Looking to strengthen fighting fair skill?
Are you someone who never argues because you think the easiest path to harmony is never voicing concerns? Or maybe you’re quick-tempered, and small disagreements often turn into all-out war.
Well, no matter what type of fighter you are, there’s probably some advice for you here.
Whether you fight a lot or not at all, it’s important to remember the following: Disagreements are a natural part of relating to others. In fact, occasional conflicts actually deepen relationships, if you can have them with empathy, your relationships will reach a whole new level of intimacy when you (couples) realize that you can be truthful and upfront about [issues], even when it comes to hard things.
However, the key is to fight with the same care and intention you use to express love.
Below, we share 7 tips to help with fighting fair.
Take a breath.
If you’re mad as hell (and you’re not going to take it anymore), one of the best things you can do is try to take a deep breath and remind yourself of your ultimate goal here.
You might practice diaphragmatic breathing, which activates your rest-and-digest response (the opposite of a stress response). For instance, you can put one hand on your chest and the other on your stomach. Then breathe in and out slowly through your nose.
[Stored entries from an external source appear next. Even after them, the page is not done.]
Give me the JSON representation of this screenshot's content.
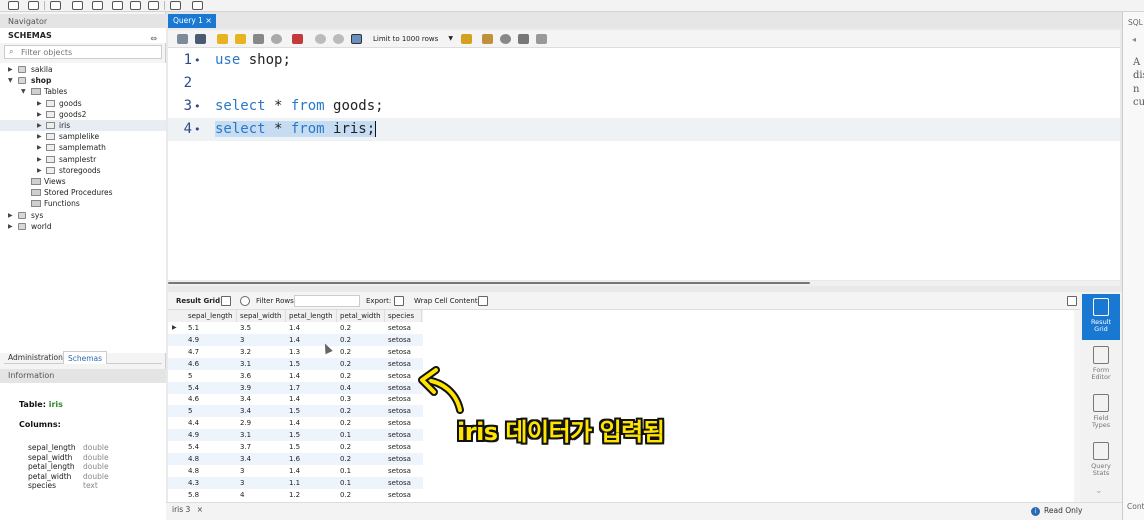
{
  "navigator": {
    "title": "Navigator",
    "schemas_label": "SCHEMAS",
    "filter_placeholder": "Filter objects",
    "tree": [
      {
        "label": "sakila",
        "level": 0,
        "type": "db",
        "expanded": false
      },
      {
        "label": "shop",
        "level": 0,
        "type": "db",
        "expanded": true,
        "bold": true
      },
      {
        "label": "Tables",
        "level": 1,
        "type": "folder",
        "expanded": true
      },
      {
        "label": "goods",
        "level": 2,
        "type": "table",
        "expanded": false
      },
      {
        "label": "goods2",
        "level": 2,
        "type": "table",
        "expanded": false
      },
      {
        "label": "iris",
        "level": 2,
        "type": "table",
        "expanded": false,
        "selected": true
      },
      {
        "label": "samplelike",
        "level": 2,
        "type": "table",
        "expanded": false
      },
      {
        "label": "samplemath",
        "level": 2,
        "type": "table",
        "expanded": false
      },
      {
        "label": "samplestr",
        "level": 2,
        "type": "table",
        "expanded": false
      },
      {
        "label": "storegoods",
        "level": 2,
        "type": "table",
        "expanded": false
      },
      {
        "label": "Views",
        "level": 1,
        "type": "folder",
        "expanded": null
      },
      {
        "label": "Stored Procedures",
        "level": 1,
        "type": "folder",
        "expanded": null
      },
      {
        "label": "Functions",
        "level": 1,
        "type": "folder",
        "expanded": null
      },
      {
        "label": "sys",
        "level": 0,
        "type": "db",
        "expanded": false
      },
      {
        "label": "world",
        "level": 0,
        "type": "db",
        "expanded": false
      }
    ],
    "tabs": [
      "Administration",
      "Schemas"
    ],
    "info_title": "Information",
    "info": {
      "table_label": "Table:",
      "table_name": "iris",
      "columns_label": "Columns:",
      "columns": [
        {
          "name": "sepal_length",
          "type": "double"
        },
        {
          "name": "sepal_width",
          "type": "double"
        },
        {
          "name": "petal_length",
          "type": "double"
        },
        {
          "name": "petal_width",
          "type": "double"
        },
        {
          "name": "species",
          "type": "text"
        }
      ]
    }
  },
  "editor": {
    "tab_label": "Query 1",
    "limit_label": "Limit to 1000 rows",
    "lines": [
      {
        "n": "1",
        "dot": "•",
        "tokens": [
          {
            "t": "use",
            "kw": true
          },
          {
            "t": " shop;",
            "kw": false
          }
        ],
        "selected": false
      },
      {
        "n": "2",
        "dot": "",
        "tokens": [],
        "selected": false
      },
      {
        "n": "3",
        "dot": "•",
        "tokens": [
          {
            "t": "select",
            "kw": true
          },
          {
            "t": " * ",
            "kw": false
          },
          {
            "t": "from",
            "kw": true
          },
          {
            "t": " goods;",
            "kw": false
          }
        ],
        "selected": false
      },
      {
        "n": "4",
        "dot": "•",
        "tokens": [
          {
            "t": "select",
            "kw": true
          },
          {
            "t": " * ",
            "kw": false
          },
          {
            "t": "from",
            "kw": true
          },
          {
            "t": " iris;",
            "kw": false
          }
        ],
        "selected": true
      }
    ]
  },
  "results": {
    "result_grid_label": "Result Grid",
    "filter_rows_label": "Filter Rows:",
    "export_label": "Export:",
    "wrap_label": "Wrap Cell Content:",
    "columns": [
      "sepal_length",
      "sepal_width",
      "petal_length",
      "petal_width",
      "species"
    ],
    "rows": [
      [
        "5.1",
        "3.5",
        "1.4",
        "0.2",
        "setosa"
      ],
      [
        "4.9",
        "3",
        "1.4",
        "0.2",
        "setosa"
      ],
      [
        "4.7",
        "3.2",
        "1.3",
        "0.2",
        "setosa"
      ],
      [
        "4.6",
        "3.1",
        "1.5",
        "0.2",
        "setosa"
      ],
      [
        "5",
        "3.6",
        "1.4",
        "0.2",
        "setosa"
      ],
      [
        "5.4",
        "3.9",
        "1.7",
        "0.4",
        "setosa"
      ],
      [
        "4.6",
        "3.4",
        "1.4",
        "0.3",
        "setosa"
      ],
      [
        "5",
        "3.4",
        "1.5",
        "0.2",
        "setosa"
      ],
      [
        "4.4",
        "2.9",
        "1.4",
        "0.2",
        "setosa"
      ],
      [
        "4.9",
        "3.1",
        "1.5",
        "0.1",
        "setosa"
      ],
      [
        "5.4",
        "3.7",
        "1.5",
        "0.2",
        "setosa"
      ],
      [
        "4.8",
        "3.4",
        "1.6",
        "0.2",
        "setosa"
      ],
      [
        "4.8",
        "3",
        "1.4",
        "0.1",
        "setosa"
      ],
      [
        "4.3",
        "3",
        "1.1",
        "0.1",
        "setosa"
      ],
      [
        "5.8",
        "4",
        "1.2",
        "0.2",
        "setosa"
      ]
    ],
    "side_buttons": [
      {
        "line1": "Result",
        "line2": "Grid",
        "active": true
      },
      {
        "line1": "Form",
        "line2": "Editor",
        "active": false
      },
      {
        "line1": "Field",
        "line2": "Types",
        "active": false
      },
      {
        "line1": "Query",
        "line2": "Stats",
        "active": false
      }
    ]
  },
  "status": {
    "result_tab": "iris 3",
    "close": "×",
    "read_only": "Read Only"
  },
  "sql_panel": {
    "header": "SQL",
    "footer": "Cont",
    "text": [
      "A",
      "dis",
      "n",
      "cu"
    ]
  },
  "annotation": {
    "text": "iris 데이터가 입력됨",
    "color": "#ffe400"
  },
  "colors": {
    "accent": "#1978d2",
    "keyword": "#2a78c8",
    "selection": "#c6dcf3",
    "row_alt": "#eef4fb"
  }
}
Doing this gives you an opportunity to calm down and see the situation more holistically.
Zoom out and consider the other person’s needs alongside your own. If I am someone who can zoom out and say, this is what my partner needs, this is what I need, and this is what makes sense for both of us right now,’ you’ll approach the conflict more like a team.
Consider scheduling your conflict conversation.
A solid way to avoid an unfair fight is to tell your partner that you’d like to discuss a particular problem in advance—it’s the opposite of an ambush. that casually setting aside time to discuss specific issues allows your partner to think about them too. In doing this, they can (hopefully) approach the conversation with vulnerability instead of feeling attacked. Another idea? Settling disagreements via email can give partners time to organize their thoughts and articulate them with compassion.
Stick to the issue.
In the heat of the moment, it’s tempting to pack every single issue you’ve ever experienced into one epic fight. This is, er, overwhelming for the person you’re arguing with, and it’s not a productive way to talk about why you’re actually mad. Instead its better to stay focused on the one point you want to address, if the goal is to get to a workable solution.
Don’t fight to win.
After you remind yourself that you and your partner are on the same team, it’s helpful to try and suspend the urge to defeat your partner in battle. Your relationship isn’t a dictatorship, and it’s not really a democracy because there are two of you, so that leaves you with a compromise. (Even if there are more than two of you in your relationship, compromise is the best way to make sure all parties feel heard.) “You want to ask yourself how balanced compromise feels in the grand scheme of your relationship,” Dr. Jamea says. Real winning will probably involve working together.
Try to be receptive to each other’s concerns.
Perhaps your partner approaches you about an issue they’re having, and they want to discuss it. Or maybe you’ve come to the argument all riled up, but your partner has a solid explanation. No matter who is talking, it can be hard to remain open and receptive when you’re upset.
Repeat what you’re hearing.
One of the best ways to remain open is to repeat your partner’s statements so that they feel heard, understood, and can clarify if necessary. So you might say, “What I’m hearing is that you feel upset when you ask me to do something around the house and I never follow through.
This small tip allows each of you to strive for mutual understanding and common ground. It’s also helpful when things get tense. Sometimes hearing something back can be enough to interrupt someone’s tendency to say something hurtful.
Use “I” statements.
This is a go-to for any difficult conversation. When you frame unfavourable feedback about the other person, it can come off as critical instead of constructive. Using statements that focus on you can help the comments feel less harsh.
Before you get too creative with “I” statements, note that they shouldn’t include things like “I hate it when…” Instead, try phrases like, “When X happens, I feel Y.” This doesn’t eliminate all possible tension, but it can help your partner understand how you might be experiencing certain behaviours without coming off as unnecessarily judgmental or critical.